If you don't have sufficient capacity to perform certain movements, not only are you likely to injure yourself, but you'll be inefficient, and that's detrimental to your performance.

If you're struggling with squats, presses, overhead squats or the snatch, it may be because your mobility isn't good enough.

As with technique, your coach will be able to tell you if poor mobility is holding you back and point you in the right direction to improve.

Consistency and follow-up

This brings us back to the question of whether or not you've reached a plateau. If you're not diligent or don't keep up with your workouts, it will be very difficult to make progress.

Is your lack of progress due to a lack of consistency? How often have you trained in the last 12 months? Have your training sessions been irregular? A simple solution could be to train more often!

Follow-up is non-negotiable if you really want to improve.

If training is a journey, tracking is the map to your destination. If you don't track, you don't have a map. You'll get somewhere, that's for sure, but it probably won't be where you wanted to go!

Focus on weaknesses

One of the main advantages of CrossFit is that you can work on many different movements. However, one of the main disadvantages is that you have to work on many different movements!

This may seem counter-intuitive, but the fact is that once progress starts to stagnate, you have to choose what you want to work on. This probably means doing a bit of extra work outside the classroom.

If you want to improve pull-ups, you have to spend time working on them. If they're not part of the curriculum, you won't do them and you won't improve.

First, identify what you want to work on, then develop a plan.
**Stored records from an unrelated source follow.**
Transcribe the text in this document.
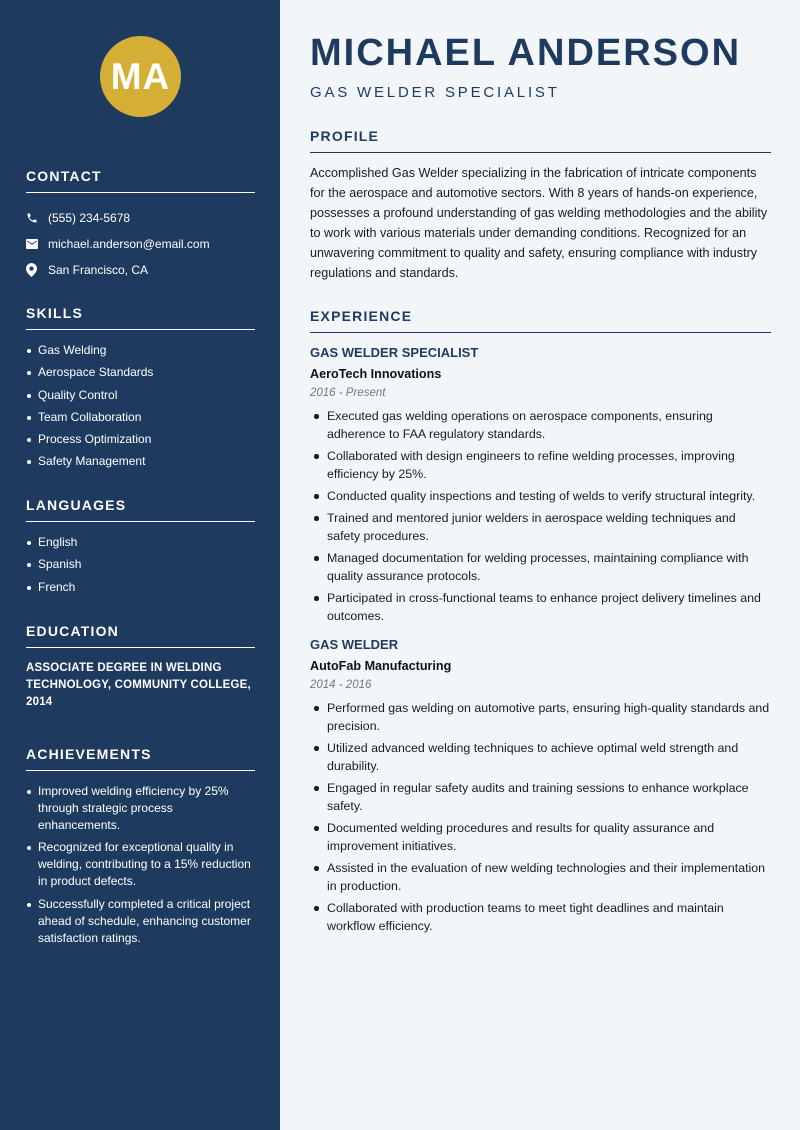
MA
CONTACT
(555) 234-5678
michael.anderson@email.com
San Francisco, CA
SKILLS
Gas Welding
Aerospace Standards
Quality Control
Team Collaboration
Process Optimization
Safety Management
LANGUAGES
English
Spanish
French
EDUCATION

ASSOCIATE DEGREE IN WELDING TECHNOLOGY, COMMUNITY COLLEGE, 2014

ACHIEVEMENTS
Improved welding efficiency by 25% through strategic process enhancements.
Recognized for exceptional quality in welding, contributing to a 15% reduction in product defects.
Successfully completed a critical project ahead of schedule, enhancing customer satisfaction ratings.
MICHAEL ANDERSON
GAS WELDER SPECIALIST
PROFILE

Accomplished Gas Welder specializing in the fabrication of intricate components for the aerospace and automotive sectors. With 8 years of hands-on experience, possesses a profound understanding of gas welding methodologies and the ability to work with various materials under demanding conditions. Recognized for an unwavering commitment to quality and safety, ensuring compliance with industry regulations and standards.

EXPERIENCE
GAS WELDER SPECIALIST
AeroTech Innovations
2016 - Present
Executed gas welding operations on aerospace components, ensuring adherence to FAA regulatory standards.
Collaborated with design engineers to refine welding processes, improving efficiency by 25%.
Conducted quality inspections and testing of welds to verify structural integrity.
Trained and mentored junior welders in aerospace welding techniques and safety procedures.
Managed documentation for welding processes, maintaining compliance with quality assurance protocols.
Participated in cross-functional teams to enhance project delivery timelines and outcomes.
GAS WELDER
AutoFab Manufacturing
2014 - 2016
Performed gas welding on automotive parts, ensuring high-quality standards and precision.
Utilized advanced welding techniques to achieve optimal weld strength and durability.
Engaged in regular safety audits and training sessions to enhance workplace safety.
Documented welding procedures and results for quality assurance and improvement initiatives.
Assisted in the evaluation of new welding technologies and their implementation in production.
Collaborated with production teams to meet tight deadlines and maintain workflow efficiency.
As always, your trainers can help you do this!

Nutrition/Recovery

If you don't eat to support your training, it will be difficult to improve.

Likewise, if you don't recover between sessions, you risk making no progress. Recovery is all about sleep, but it's also about stress.

How does your diet work in general? Do you follow some kind of plan, or do you let your imagination run wild? Simple changes to your diet can make a big difference.

Sleep regularity should never be underestimated. If you don't go to bed and wake up at roughly the same time every day, that may be the first thing to change. Sleep trackers can also be effective tools to help you maintain regular sleep patterns.

If there's anything you want to take away from this article, it's that whatever happens, your coaches are there to support and help you. You're not on your own! The more you engage with them, ask questions and discuss how you can improve, the more positive your experience will be.